Part of my hospital chaplaincy duties is to write a reflection on how it’s going. Identities may be altered for privacy. All the writings are here.
The patient, Jerome, had a trapezoid-shaped hole in his head, and he told me it was from his son.
Jerome’s son had waited in his father’s home until he came back from work, and then he robbed him. Jerome fought back. In the struggle, his son had picked up one of those bright and shiny geode rocks the size of a torso, lifted it to the sky, and wham, in a sick, slicing arc, brought it down into his father’s head. The son was still at large. The father, after six months in physical therapy, still could not get the blood stain out of the carpet in his house.
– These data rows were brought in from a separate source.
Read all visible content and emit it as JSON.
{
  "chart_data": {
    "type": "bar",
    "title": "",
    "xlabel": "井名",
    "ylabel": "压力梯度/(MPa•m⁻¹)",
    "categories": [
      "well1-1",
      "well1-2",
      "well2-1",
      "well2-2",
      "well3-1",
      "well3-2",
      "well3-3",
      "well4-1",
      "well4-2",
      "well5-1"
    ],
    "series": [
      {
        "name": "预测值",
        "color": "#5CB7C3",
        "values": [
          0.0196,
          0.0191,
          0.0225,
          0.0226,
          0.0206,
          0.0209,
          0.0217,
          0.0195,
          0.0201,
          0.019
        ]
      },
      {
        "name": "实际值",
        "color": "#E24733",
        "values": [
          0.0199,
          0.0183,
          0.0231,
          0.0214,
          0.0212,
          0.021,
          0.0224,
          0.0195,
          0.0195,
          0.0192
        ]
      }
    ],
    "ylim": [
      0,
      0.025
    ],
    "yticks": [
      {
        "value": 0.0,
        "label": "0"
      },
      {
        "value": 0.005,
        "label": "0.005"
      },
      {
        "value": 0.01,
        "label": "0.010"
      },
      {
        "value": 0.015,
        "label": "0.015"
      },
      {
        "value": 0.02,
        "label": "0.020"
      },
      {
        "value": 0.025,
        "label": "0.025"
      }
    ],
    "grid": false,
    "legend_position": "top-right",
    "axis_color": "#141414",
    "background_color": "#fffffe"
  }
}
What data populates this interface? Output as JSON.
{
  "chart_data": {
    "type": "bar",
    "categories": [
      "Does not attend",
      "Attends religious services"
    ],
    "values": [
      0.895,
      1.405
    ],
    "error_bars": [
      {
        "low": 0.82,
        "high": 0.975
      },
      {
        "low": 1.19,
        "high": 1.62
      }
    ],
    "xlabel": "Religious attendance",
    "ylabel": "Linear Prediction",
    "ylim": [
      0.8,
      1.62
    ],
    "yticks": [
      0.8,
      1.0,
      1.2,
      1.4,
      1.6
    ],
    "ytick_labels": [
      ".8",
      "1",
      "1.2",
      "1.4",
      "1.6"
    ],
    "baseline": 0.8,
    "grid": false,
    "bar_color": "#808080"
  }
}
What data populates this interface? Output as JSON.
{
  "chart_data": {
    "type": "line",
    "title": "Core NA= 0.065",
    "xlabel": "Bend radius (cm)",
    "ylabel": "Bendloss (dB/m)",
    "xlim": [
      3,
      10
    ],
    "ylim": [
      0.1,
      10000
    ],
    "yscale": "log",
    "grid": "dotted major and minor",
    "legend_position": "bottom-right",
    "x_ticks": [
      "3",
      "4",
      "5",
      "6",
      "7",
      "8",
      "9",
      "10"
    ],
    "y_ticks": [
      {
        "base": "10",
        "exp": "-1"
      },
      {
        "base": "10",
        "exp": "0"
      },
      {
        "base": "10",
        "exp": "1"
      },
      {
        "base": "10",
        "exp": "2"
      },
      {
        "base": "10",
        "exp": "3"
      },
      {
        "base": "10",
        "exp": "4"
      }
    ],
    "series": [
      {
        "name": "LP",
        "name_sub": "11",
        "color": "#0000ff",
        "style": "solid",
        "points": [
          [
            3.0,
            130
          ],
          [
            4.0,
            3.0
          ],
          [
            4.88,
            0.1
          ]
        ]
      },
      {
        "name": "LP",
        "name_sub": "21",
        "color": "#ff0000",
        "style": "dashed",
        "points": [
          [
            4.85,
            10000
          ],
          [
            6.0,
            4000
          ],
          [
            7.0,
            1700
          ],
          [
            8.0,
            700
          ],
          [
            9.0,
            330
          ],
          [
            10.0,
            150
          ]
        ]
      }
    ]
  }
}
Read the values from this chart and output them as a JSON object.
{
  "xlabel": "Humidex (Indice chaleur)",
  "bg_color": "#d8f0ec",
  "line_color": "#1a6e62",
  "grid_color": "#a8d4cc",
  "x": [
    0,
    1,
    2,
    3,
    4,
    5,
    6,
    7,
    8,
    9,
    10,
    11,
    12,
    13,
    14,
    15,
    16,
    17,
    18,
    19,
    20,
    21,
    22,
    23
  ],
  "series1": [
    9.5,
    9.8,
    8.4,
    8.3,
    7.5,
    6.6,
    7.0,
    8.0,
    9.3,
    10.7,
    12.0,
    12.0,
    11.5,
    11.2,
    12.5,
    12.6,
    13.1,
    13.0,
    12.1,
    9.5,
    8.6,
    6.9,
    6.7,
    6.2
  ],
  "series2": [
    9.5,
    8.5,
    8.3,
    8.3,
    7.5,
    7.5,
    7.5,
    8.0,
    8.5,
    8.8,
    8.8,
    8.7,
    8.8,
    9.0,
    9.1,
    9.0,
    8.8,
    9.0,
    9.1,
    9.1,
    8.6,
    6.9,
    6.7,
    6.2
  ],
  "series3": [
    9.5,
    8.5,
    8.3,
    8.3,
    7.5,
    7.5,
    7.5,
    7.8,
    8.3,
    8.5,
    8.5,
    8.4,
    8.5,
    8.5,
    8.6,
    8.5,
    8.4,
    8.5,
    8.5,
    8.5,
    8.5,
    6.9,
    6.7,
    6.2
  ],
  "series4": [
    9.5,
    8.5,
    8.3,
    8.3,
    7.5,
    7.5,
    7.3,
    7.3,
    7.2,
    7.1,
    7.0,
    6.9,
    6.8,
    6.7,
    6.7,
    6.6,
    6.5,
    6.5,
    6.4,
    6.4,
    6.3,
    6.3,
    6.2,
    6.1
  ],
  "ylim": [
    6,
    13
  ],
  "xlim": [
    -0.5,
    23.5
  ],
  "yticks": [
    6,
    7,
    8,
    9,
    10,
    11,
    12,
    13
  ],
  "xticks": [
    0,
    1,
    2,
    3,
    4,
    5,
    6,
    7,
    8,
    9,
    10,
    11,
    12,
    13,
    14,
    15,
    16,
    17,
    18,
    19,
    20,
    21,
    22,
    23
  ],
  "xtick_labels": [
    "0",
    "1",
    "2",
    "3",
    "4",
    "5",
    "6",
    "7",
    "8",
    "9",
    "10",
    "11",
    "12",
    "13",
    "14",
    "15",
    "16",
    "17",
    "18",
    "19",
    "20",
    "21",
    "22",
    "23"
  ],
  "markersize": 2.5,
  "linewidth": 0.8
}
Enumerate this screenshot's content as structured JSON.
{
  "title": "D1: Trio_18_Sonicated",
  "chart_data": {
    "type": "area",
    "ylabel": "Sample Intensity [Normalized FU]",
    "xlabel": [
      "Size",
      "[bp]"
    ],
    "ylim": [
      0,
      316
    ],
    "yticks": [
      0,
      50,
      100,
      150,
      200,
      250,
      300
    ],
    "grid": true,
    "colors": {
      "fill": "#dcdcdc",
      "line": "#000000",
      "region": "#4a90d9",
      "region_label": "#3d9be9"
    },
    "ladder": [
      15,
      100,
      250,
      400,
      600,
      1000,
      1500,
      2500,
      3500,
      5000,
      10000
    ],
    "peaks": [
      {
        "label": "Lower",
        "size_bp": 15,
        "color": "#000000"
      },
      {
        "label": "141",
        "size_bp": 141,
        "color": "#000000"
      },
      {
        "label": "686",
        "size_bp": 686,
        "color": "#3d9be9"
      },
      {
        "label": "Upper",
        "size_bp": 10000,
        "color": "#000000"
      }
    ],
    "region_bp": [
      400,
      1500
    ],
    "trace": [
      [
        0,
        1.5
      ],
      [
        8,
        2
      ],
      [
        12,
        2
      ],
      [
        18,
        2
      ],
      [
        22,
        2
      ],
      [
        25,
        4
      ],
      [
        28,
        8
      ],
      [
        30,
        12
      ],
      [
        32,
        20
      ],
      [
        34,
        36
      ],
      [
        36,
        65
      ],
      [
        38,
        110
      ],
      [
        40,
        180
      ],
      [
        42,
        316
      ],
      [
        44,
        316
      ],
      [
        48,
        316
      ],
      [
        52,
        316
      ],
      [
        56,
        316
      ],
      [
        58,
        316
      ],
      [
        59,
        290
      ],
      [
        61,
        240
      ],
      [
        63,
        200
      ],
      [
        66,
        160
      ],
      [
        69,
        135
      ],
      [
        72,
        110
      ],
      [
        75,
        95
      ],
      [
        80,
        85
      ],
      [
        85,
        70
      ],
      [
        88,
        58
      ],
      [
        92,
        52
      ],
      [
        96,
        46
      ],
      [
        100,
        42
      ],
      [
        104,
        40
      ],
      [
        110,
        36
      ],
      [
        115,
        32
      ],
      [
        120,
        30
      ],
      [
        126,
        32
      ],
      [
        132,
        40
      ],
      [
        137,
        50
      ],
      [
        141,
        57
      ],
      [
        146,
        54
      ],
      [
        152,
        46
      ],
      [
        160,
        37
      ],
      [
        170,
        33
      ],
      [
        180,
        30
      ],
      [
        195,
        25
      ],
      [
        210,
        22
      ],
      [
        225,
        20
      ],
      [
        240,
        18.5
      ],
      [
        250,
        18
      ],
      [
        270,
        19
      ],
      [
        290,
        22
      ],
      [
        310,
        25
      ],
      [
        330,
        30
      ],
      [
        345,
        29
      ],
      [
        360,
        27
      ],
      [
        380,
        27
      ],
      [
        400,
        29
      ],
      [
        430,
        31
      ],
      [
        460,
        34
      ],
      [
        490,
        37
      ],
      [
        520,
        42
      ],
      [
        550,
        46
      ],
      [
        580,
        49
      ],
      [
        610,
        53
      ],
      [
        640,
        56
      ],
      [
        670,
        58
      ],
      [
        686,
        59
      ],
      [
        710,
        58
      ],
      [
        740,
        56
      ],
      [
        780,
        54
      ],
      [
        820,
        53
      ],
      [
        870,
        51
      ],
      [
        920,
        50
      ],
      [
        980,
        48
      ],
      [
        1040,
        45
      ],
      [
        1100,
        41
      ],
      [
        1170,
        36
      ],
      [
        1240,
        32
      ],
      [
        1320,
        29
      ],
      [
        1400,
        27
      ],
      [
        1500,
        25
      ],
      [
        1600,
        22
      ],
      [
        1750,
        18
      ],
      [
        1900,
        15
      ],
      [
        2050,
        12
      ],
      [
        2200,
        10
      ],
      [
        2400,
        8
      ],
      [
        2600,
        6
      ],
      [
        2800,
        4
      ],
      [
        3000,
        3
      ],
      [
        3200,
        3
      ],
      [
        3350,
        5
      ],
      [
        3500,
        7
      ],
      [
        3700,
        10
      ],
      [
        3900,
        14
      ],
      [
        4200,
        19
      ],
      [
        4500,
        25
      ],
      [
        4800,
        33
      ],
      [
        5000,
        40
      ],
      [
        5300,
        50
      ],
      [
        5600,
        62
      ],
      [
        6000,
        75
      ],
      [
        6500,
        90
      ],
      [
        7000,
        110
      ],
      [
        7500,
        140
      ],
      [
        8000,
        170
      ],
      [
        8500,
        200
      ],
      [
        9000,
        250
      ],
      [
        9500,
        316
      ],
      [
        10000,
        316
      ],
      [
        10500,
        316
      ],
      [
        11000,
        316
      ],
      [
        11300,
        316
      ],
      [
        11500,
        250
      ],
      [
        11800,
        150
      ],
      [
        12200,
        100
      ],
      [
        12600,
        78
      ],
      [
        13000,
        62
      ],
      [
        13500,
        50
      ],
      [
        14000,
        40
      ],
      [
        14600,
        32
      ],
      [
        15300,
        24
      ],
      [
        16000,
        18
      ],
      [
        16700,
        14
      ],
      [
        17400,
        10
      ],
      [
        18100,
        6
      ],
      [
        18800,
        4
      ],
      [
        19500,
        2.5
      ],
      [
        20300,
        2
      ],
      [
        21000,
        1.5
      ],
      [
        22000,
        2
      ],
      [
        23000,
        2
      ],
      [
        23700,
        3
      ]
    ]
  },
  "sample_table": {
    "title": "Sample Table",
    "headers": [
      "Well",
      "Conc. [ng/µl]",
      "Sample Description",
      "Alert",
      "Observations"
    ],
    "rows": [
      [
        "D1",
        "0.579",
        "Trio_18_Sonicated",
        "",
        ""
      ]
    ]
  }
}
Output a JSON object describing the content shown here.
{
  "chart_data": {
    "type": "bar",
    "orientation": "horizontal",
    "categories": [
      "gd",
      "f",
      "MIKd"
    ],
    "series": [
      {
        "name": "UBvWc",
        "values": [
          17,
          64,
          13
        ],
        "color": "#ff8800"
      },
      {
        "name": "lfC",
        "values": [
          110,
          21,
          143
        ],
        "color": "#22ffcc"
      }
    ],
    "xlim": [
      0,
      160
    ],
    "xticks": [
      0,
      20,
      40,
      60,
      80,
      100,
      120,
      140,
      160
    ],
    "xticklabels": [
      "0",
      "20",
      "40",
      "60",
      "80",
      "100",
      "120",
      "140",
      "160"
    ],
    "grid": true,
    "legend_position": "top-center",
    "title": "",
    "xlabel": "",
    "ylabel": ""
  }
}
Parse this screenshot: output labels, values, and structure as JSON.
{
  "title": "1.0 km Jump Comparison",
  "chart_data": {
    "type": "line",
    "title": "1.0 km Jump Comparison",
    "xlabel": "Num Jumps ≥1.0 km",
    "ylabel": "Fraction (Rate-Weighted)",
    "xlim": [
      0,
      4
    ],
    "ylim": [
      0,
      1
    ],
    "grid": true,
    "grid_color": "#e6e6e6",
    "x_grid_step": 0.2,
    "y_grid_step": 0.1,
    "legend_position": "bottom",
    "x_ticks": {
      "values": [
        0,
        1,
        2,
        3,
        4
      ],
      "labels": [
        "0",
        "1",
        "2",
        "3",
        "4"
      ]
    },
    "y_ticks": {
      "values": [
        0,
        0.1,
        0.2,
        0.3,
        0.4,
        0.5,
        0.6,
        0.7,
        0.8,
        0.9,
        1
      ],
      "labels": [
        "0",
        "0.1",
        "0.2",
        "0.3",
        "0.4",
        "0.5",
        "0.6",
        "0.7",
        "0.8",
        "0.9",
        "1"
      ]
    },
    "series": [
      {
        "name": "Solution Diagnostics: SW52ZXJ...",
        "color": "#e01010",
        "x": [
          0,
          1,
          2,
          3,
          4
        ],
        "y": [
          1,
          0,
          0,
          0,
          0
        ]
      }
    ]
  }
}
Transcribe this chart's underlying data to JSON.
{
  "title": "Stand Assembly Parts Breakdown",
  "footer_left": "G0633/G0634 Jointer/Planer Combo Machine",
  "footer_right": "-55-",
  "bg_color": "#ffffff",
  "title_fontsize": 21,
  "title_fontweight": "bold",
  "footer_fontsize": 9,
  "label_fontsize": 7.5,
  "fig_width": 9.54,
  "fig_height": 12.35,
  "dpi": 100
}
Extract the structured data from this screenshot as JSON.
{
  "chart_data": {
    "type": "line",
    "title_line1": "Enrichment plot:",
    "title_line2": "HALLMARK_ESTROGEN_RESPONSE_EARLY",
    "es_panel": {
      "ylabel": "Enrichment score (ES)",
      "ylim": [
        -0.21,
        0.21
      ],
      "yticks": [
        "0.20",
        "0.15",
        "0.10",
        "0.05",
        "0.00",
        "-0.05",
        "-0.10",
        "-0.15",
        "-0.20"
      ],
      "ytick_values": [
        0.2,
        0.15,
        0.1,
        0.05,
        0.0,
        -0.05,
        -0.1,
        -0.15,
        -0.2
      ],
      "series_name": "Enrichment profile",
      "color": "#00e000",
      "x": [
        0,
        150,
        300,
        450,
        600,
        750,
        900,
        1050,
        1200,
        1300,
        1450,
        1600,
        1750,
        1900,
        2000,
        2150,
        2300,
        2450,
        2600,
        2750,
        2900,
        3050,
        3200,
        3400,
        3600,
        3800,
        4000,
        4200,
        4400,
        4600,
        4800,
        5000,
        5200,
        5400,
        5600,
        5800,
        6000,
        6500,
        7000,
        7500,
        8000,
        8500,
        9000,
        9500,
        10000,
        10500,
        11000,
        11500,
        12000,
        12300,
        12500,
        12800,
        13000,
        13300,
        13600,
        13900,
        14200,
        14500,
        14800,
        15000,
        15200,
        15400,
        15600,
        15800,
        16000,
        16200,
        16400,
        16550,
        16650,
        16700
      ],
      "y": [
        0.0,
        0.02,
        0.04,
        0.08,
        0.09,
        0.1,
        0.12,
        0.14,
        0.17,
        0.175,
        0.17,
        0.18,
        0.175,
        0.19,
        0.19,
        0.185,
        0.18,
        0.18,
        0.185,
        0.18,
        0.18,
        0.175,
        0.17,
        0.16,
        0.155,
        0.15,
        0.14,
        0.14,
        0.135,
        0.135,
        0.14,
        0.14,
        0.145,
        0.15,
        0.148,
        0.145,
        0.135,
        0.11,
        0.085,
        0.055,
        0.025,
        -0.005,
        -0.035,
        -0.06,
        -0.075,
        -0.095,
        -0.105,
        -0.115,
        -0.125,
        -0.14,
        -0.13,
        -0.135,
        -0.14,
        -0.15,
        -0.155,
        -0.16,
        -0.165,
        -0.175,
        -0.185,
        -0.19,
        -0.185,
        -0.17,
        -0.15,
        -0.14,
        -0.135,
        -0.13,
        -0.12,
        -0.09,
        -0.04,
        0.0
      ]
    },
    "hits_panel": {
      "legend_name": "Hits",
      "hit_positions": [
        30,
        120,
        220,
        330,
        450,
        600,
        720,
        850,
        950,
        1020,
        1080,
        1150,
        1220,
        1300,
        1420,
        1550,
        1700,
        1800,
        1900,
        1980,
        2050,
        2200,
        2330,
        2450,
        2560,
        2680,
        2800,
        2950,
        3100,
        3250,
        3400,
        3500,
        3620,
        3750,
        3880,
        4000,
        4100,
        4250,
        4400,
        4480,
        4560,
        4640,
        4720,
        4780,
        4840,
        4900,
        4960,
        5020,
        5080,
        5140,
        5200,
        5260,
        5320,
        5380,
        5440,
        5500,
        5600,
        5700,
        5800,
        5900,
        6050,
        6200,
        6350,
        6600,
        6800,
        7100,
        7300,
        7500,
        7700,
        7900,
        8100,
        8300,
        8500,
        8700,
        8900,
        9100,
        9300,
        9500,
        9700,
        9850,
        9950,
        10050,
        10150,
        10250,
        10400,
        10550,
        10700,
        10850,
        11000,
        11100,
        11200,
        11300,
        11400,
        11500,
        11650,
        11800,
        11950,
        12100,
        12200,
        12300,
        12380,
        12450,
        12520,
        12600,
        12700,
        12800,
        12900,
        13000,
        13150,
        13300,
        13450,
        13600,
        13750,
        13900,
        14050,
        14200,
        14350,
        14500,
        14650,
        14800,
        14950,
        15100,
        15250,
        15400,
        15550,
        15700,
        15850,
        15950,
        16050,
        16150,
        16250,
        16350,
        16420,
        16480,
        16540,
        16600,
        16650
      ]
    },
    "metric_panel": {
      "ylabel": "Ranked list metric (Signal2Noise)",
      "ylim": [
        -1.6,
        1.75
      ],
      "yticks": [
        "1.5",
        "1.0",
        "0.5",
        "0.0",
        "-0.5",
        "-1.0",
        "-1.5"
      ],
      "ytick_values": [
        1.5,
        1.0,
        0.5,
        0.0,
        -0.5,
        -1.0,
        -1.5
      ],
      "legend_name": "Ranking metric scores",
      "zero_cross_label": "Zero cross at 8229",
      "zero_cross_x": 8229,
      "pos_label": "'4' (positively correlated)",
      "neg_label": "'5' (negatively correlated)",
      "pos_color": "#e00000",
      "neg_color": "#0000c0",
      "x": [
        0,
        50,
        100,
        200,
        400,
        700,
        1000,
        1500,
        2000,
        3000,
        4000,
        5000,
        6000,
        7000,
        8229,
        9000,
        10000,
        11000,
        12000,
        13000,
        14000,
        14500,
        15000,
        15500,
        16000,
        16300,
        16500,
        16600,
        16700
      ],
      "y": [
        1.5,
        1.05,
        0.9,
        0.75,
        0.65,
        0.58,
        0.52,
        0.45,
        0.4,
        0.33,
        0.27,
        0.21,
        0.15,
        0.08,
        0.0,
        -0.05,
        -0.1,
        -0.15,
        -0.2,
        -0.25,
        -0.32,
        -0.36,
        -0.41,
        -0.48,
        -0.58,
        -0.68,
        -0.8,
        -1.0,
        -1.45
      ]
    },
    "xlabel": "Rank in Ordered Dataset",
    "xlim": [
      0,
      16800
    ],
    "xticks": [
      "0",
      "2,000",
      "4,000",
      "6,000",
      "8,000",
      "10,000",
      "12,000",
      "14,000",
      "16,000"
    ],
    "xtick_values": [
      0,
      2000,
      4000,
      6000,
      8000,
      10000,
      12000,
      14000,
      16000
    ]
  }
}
Jerome had lost his job at the oil rig; his wife had left him; his other son took two jobs to pay off the hospital bills, but one evening after dropping off his dad for PT, had been struck by a sixteen-wheeler and died on impact.
“Chaplain, I had this dream,” Jerome said, scratching his old wound, “that in another world, I was someone else, I was someone better, that I have two sons who love me, my wife never left, I was still at the rig with the boys … I had a dream that I was someone not me. It was extraordinary. It was wo—”
He fell asleep, which he told me would happen. His brain needed to shut down when it overworked itself. A few seconds later, he woke up and apologized.
“I had this dream, chaplain. Do you ever dream that you are someone in another world, a different you?”